Comment 6 Raghavendra Talur 2018-04-02 13:42:57 UTC
Impact: High

In this case, as heketi considers the command to be a failure, we cleanup(or try to) new bricks that were created. As gluster brick is already using new brick partition, heketi won't be able to unmount it. However, we remove the entry from fstab. This will lead to the brick not coming up on next reboot and the state of volume from heketi and gluster perspective have diverged.

Comment 9 Niels de Vos 2018-05-09 09:25:46 UTC
John, I think this problem should be prevented with the changes to how the operations are structured in the current version. Could you confirm? If you agree, it will be fixed with cns-3.10.0.

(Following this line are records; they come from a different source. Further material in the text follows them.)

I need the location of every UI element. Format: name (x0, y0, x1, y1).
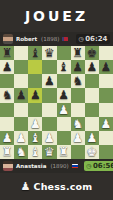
bottom-player-bar: Anastasia (1890) ◷ 06:56 (0, 159, 113, 173)
square-f1[interactable] (71, 145, 85, 159)
square-c4[interactable] (28, 103, 42, 117)
top-player-name: Robert (16, 36, 37, 42)
piece-white-knight[interactable]: ♞ (72, 118, 83, 130)
square-g4[interactable] (85, 103, 99, 117)
piece-white-pawn[interactable]: ♟ (58, 104, 69, 116)
piece-white-queen[interactable]: ♛ (44, 146, 55, 158)
square-h6[interactable] (99, 74, 113, 88)
square-e8[interactable] (57, 46, 71, 60)
bottom-player-rating: (1890) (50, 163, 68, 169)
square-b4[interactable] (14, 103, 28, 117)
square-b1[interactable]: ♞ (14, 145, 28, 159)
piece-black-pawn[interactable]: ♟ (2, 61, 13, 73)
square-f5[interactable] (71, 88, 85, 102)
piece-black-rook[interactable]: ♜ (72, 47, 83, 59)
square-g1[interactable]: ♚ (85, 145, 99, 159)
clock-icon: ◷ (86, 163, 91, 169)
piece-black-queen[interactable]: ♛ (44, 47, 55, 59)
top-player-rating: (1898) (41, 36, 59, 42)
square-e5[interactable]: ♟ (57, 88, 71, 102)
brand-wordmark: Chess.com (33, 181, 92, 192)
square-d4[interactable] (42, 103, 56, 117)
piece-white-king[interactable]: ♚ (86, 146, 97, 158)
square-a8[interactable]: ♜ (0, 46, 14, 60)
piece-white-knight[interactable]: ♞ (16, 146, 27, 158)
square-g5[interactable] (85, 88, 99, 102)
square-f2[interactable]: ♟ (71, 131, 85, 145)
piece-white-pawn[interactable]: ♟ (30, 118, 41, 130)
square-h7[interactable]: ♟ (99, 60, 113, 74)
square-b3[interactable] (14, 117, 28, 131)
square-c5[interactable]: ♟ (28, 88, 42, 102)
square-b7[interactable] (14, 60, 28, 74)
square-h8[interactable] (99, 46, 113, 60)
piece-white-rook[interactable]: ♜ (2, 146, 13, 158)
piece-white-pawn[interactable]: ♟ (101, 118, 112, 130)
ad-header: JOUEZ (0, 0, 113, 32)
square-f3[interactable]: ♞ (71, 117, 85, 131)
square-h1[interactable] (99, 145, 113, 159)
square-a2[interactable]: ♟ (0, 131, 14, 145)
piece-black-knight[interactable]: ♞ (2, 89, 13, 101)
pawn-icon: ♟ (21, 181, 31, 192)
square-d7[interactable] (42, 60, 56, 74)
piece-white-rook[interactable]: ♜ (58, 146, 69, 158)
top-player-avatar[interactable] (3, 34, 13, 44)
bottom-player-clock: ◷ 06:56 (84, 161, 113, 171)
square-c7[interactable] (28, 60, 42, 74)
square-h3[interactable]: ♟ (99, 117, 113, 131)
square-d6[interactable]: ♟ (42, 74, 56, 88)
piece-black-pawn[interactable]: ♟ (72, 61, 83, 73)
piece-black-knight[interactable]: ♞ (72, 75, 83, 87)
square-f7[interactable]: ♟ (71, 60, 85, 74)
brand-footer[interactable]: ♟ Chess.com (0, 173, 113, 200)
square-c1[interactable]: ♝ (28, 145, 42, 159)
piece-black-king[interactable]: ♚ (86, 47, 97, 59)
square-a6[interactable] (0, 74, 14, 88)
square-d3[interactable] (42, 117, 56, 131)
piece-white-pawn[interactable]: ♟ (2, 132, 13, 144)
piece-black-rook[interactable]: ♜ (2, 47, 13, 59)
square-d8[interactable]: ♛ (42, 46, 56, 60)
square-g2[interactable]: ♟ (85, 131, 99, 145)
square-b8[interactable] (14, 46, 28, 60)
bottom-clock-time: 06:56 (93, 162, 113, 170)
piece-black-bishop[interactable]: ♝ (30, 47, 41, 59)
square-e6[interactable] (57, 74, 71, 88)
top-clock-time: 06:24 (85, 35, 107, 43)
ru-flag-icon (72, 164, 78, 168)
square-f8[interactable]: ♜ (71, 46, 85, 60)
square-e4[interactable]: ♟ (57, 103, 71, 117)
square-h4[interactable] (99, 103, 113, 117)
square-f6[interactable]: ♞ (71, 74, 85, 88)
piece-black-pawn[interactable]: ♟ (44, 75, 55, 87)
play-cta-title[interactable]: JOUEZ (25, 8, 88, 24)
piece-black-pawn[interactable]: ♟ (58, 89, 69, 101)
piece-white-pawn[interactable]: ♟ (72, 132, 83, 144)
square-g7[interactable]: ♟ (85, 60, 99, 74)
chess-board[interactable]: ♜♝♛♜♚♟♝♟♟♟♟♞♞♟♟♟♟♟♞♟♟♟♝♟♟♟♜♞♝♛♜♚ (0, 46, 113, 159)
square-c2[interactable]: ♝ (28, 131, 42, 145)
square-a5[interactable]: ♞ (0, 88, 14, 102)
square-g6[interactable] (85, 74, 99, 88)
square-c6[interactable] (28, 74, 42, 88)
square-a1[interactable]: ♜ (0, 145, 14, 159)
square-e2[interactable] (57, 131, 71, 145)
square-h2[interactable] (99, 131, 113, 145)
clock-icon: ◷ (78, 36, 83, 42)
square-a7[interactable]: ♟ (0, 60, 14, 74)
square-e3[interactable] (57, 117, 71, 131)
square-g8[interactable]: ♚ (85, 46, 99, 60)
piece-black-bishop[interactable]: ♝ (58, 61, 69, 73)
top-player-bar: Robert (1898) ◷ 06:24 (0, 32, 113, 46)
piece-white-pawn[interactable]: ♟ (44, 132, 55, 144)
piece-black-pawn[interactable]: ♟ (86, 61, 97, 73)
square-g3[interactable] (85, 117, 99, 131)
square-d2[interactable]: ♟ (42, 131, 56, 145)
square-f4[interactable] (71, 103, 85, 117)
top-player-clock: ◷ 06:24 (76, 34, 110, 44)
bottom-player-name: Anastasia (16, 163, 46, 169)
square-e1[interactable]: ♜ (57, 145, 71, 159)
square-b5[interactable]: ♟ (14, 88, 28, 102)
square-c8[interactable]: ♝ (28, 46, 42, 60)
bottom-player-avatar[interactable] (3, 161, 13, 171)
piece-white-pawn[interactable]: ♟ (16, 132, 27, 144)
piece-black-pawn[interactable]: ♟ (16, 89, 27, 101)
square-a3[interactable] (0, 117, 14, 131)
square-d1[interactable]: ♛ (42, 145, 56, 159)
square-e7[interactable]: ♝ (57, 60, 71, 74)
piece-white-bishop[interactable]: ♝ (30, 132, 41, 144)
us-flag-icon (62, 37, 68, 41)
piece-white-bishop[interactable]: ♝ (30, 146, 41, 158)
piece-black-pawn[interactable]: ♟ (101, 61, 112, 73)
square-c3[interactable]: ♟ (28, 117, 42, 131)
square-d5[interactable] (42, 88, 56, 102)
square-a4[interactable] (0, 103, 14, 117)
piece-white-pawn[interactable]: ♟ (86, 132, 97, 144)
square-b6[interactable] (14, 74, 28, 88)
square-b2[interactable]: ♟ (14, 131, 28, 145)
piece-black-pawn[interactable]: ♟ (30, 89, 41, 101)
square-h5[interactable] (99, 88, 113, 102)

Comment 10 John Mulligan 2018-05-09 14:38:10 UTC
Unfortunately, the pending operation protection in device replace is very weak. Plus there seems to be the above discussed issues w/in gluster itself.
We can get better here by continuing to restructure how device replace is done, but I don't know when we'll have the time to do that.

Comment 11 Niels de Vos 2018-05-09 15:32:18 UTC
(In reply to John Mulligan from comment #10)
> Unfortunately, the pending operation protection in device replace is very
> weak. Plus there seems to be the above discussed issues w/in gluster itself.
> We can get better here by continuing to restructure how device replace is
> done, but I don't know when we'll have the time to do that.

Thanks, we'll reconsider this for cns-3.11.